Lessons and challenges from the coalition government of Zimbabwe and Kenya brought together civil society representatives from the two nations under the weeklong Utetezi exchange visit in Zimbabwe. Kenya’s civil society members are in Zimbabwe to share experiences particularly in areas of national healing and reconciliation, governments of national unity and the constitution making process. The similarities between the two nations are just too many to ignore as the social, political and economic challenges experienced by both nations depict a similar picture. The two nations were once colonised by Britain and they both inherited badly written constitutions, which failed to address marginalization and injustices perpetrated during the pre and post-colonial era. The failed promises of independence saw further marginalisation of people and alienation of fertile land as the political elite amended and manipulated the constitution for personal gain.

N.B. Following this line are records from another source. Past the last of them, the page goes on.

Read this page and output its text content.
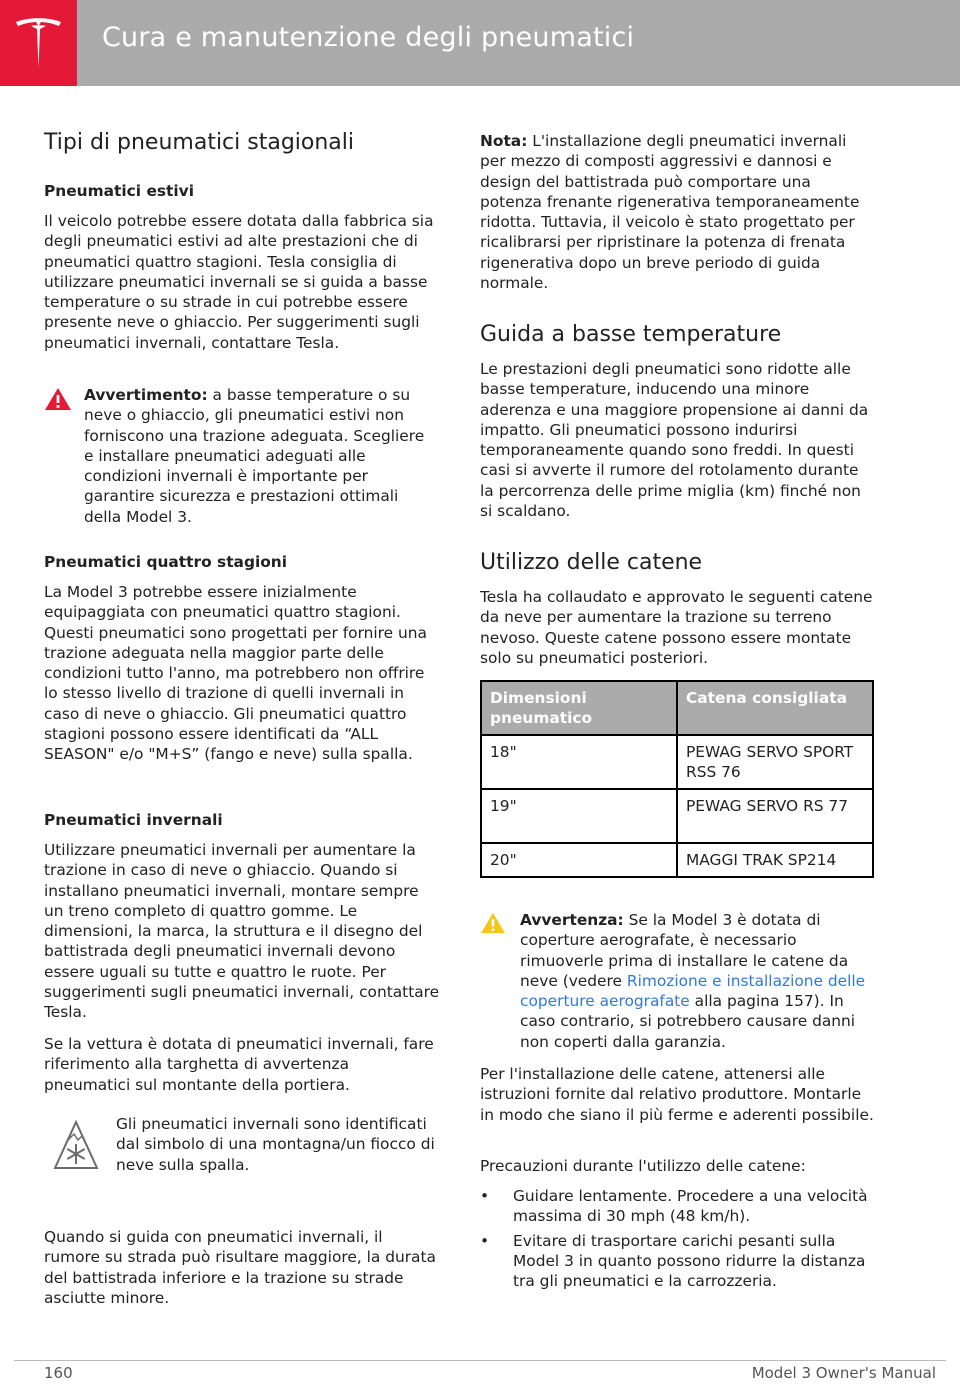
Cura e manutenzione degli pneumatici
Tipi di pneumatici stagionali
Pneumatici estivi

Il veicolo potrebbe essere dotata dalla fabbrica sia degli pneumatici estivi ad alte prestazioni che di pneumatici quattro stagioni. Tesla consiglia di utilizzare pneumatici invernali se si guida a basse temperature o su strade in cui potrebbe essere presente neve o ghiaccio. Per suggerimenti sugli pneumatici invernali, contattare Tesla.

Avvertimento: a basse temperature o su neve o ghiaccio, gli pneumatici estivi non forniscono una trazione adeguata. Scegliere e installare pneumatici adeguati alle condizioni invernali è importante per garantire sicurezza e prestazioni ottimali della Model 3.

Pneumatici quattro stagioni

La Model 3 potrebbe essere inizialmente equipaggiata con pneumatici quattro stagioni. Questi pneumatici sono progettati per fornire una trazione adeguata nella maggior parte delle condizioni tutto l'anno, ma potrebbero non offrire lo stesso livello di trazione di quelli invernali in caso di neve o ghiaccio. Gli pneumatici quattro stagioni possono essere identificati da “ALL SEASON" e/o "M+S” (fango e neve) sulla spalla.

Pneumatici invernali

Utilizzare pneumatici invernali per aumentare la trazione in caso di neve o ghiaccio. Quando si installano pneumatici invernali, montare sempre un treno completo di quattro gomme. Le dimensioni, la marca, la struttura e il disegno del battistrada degli pneumatici invernali devono essere uguali su tutte e quattro le ruote. Per suggerimenti sugli pneumatici invernali, contattare Tesla.

Se la vettura è dotata di pneumatici invernali, fare riferimento alla targhetta di avvertenza pneumatici sul montante della portiera.

Gli pneumatici invernali sono identificati dal simbolo di una montagna/un fiocco di neve sulla spalla.

Quando si guida con pneumatici invernali, il rumore su strada può risultare maggiore, la durata del battistrada inferiore e la trazione su strade asciutte minore.

Nota: L'installazione degli pneumatici invernali per mezzo di composti aggressivi e dannosi e design del battistrada può comportare una potenza frenante rigenerativa temporaneamente ridotta. Tuttavia, il veicolo è stato progettato per ricalibrarsi per ripristinare la potenza di frenata rigenerativa dopo un breve periodo di guida normale.

Guida a basse temperature

Le prestazioni degli pneumatici sono ridotte alle basse temperature, inducendo una minore aderenza e una maggiore propensione ai danni da impatto. Gli pneumatici possono indurirsi temporaneamente quando sono freddi. In questi casi si avverte il rumore del rotolamento durante la percorrenza delle prime miglia (km) finché non si scaldano.

Utilizzo delle catene

Tesla ha collaudato e approvato le seguenti catene da neve per aumentare la trazione su terreno nevoso. Queste catene possono essere montate solo su pneumatici posteriori.

Dimensioni pneumatico	Catena consigliata
18"	PEWAG SERVO SPORT RSS 76
19"	PEWAG SERVO RS 77
20"	MAGGI TRAK SP214

Avvertenza: Se la Model 3 è dotata di coperture aerografate, è necessario rimuoverle prima di installare le catene da neve (vedere Rimozione e installazione delle coperture aerografate alla pagina 157). In caso contrario, si potrebbero causare danni non coperti dalla garanzia.

Per l'installazione delle catene, attenersi alle istruzioni fornite dal relativo produttore. Montarle in modo che siano il più ferme e aderenti possibile.

Precauzioni durante l'utilizzo delle catene:

• Guidare lentamente. Procedere a una velocità massima di 30 mph (48 km/h).
• Evitare di trasportare carichi pesanti sulla Model 3 in quanto possono ridurre la distanza tra gli pneumatici e la carrozzeria.
160	Model 3 Owner's Manual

Political power is now being used as a gateway to riches as the majority continue to wallow in poverty.
One can easily describe these coalition governments currently running both nations as initiatives brought about not out of good faith, but out of frustration. Zimbabwe, just like Kenya shares the same history of rejected constitutions. In 2000 Zimbabwe passed a “NO” vote over a constitution, which they regarded as not people driven and the same happened in Kenya in 2005 when President Mwai Kibaki tried to fast track a constitution, which had no input from the people. The same debatable issue around executive powers of the president, land, devolution of power, accountability, the re-structuring of the political system, the rule of law characterise the constitution making history of the two nations.
The exchange visit also focused on the role of civil society in shaping political discourse. The recent crack down of dissenting voices in Zimbabwe, particularly the politicisation of the work of civil society indicates the growing concern over the urgent need for reforms. Zimbabwe’s civil society was urged not to lie dormant but take its rightful place in society.
The journey to national healing and reconciliation resulted in the formation of the Organ on National Healing in Zimbabwe and the adoption of the Human Rights Commission, which recently came under fire for lack of independence and capacity. One speaker said that “change is not an activity but a process”, the current transitional period, which Zimbabwe is currently going through, could be compared to the situation where Kenya was ten to fifteen years ago. A constitution can remain a piece of paper unless it is put to use to solve the social, political and economic problems facing the nation. And if the nation is to progress political leaders need to drop self-aspirations and question the status quo.
Pocket sized printed versions of the Constitution are distributed in Kenya.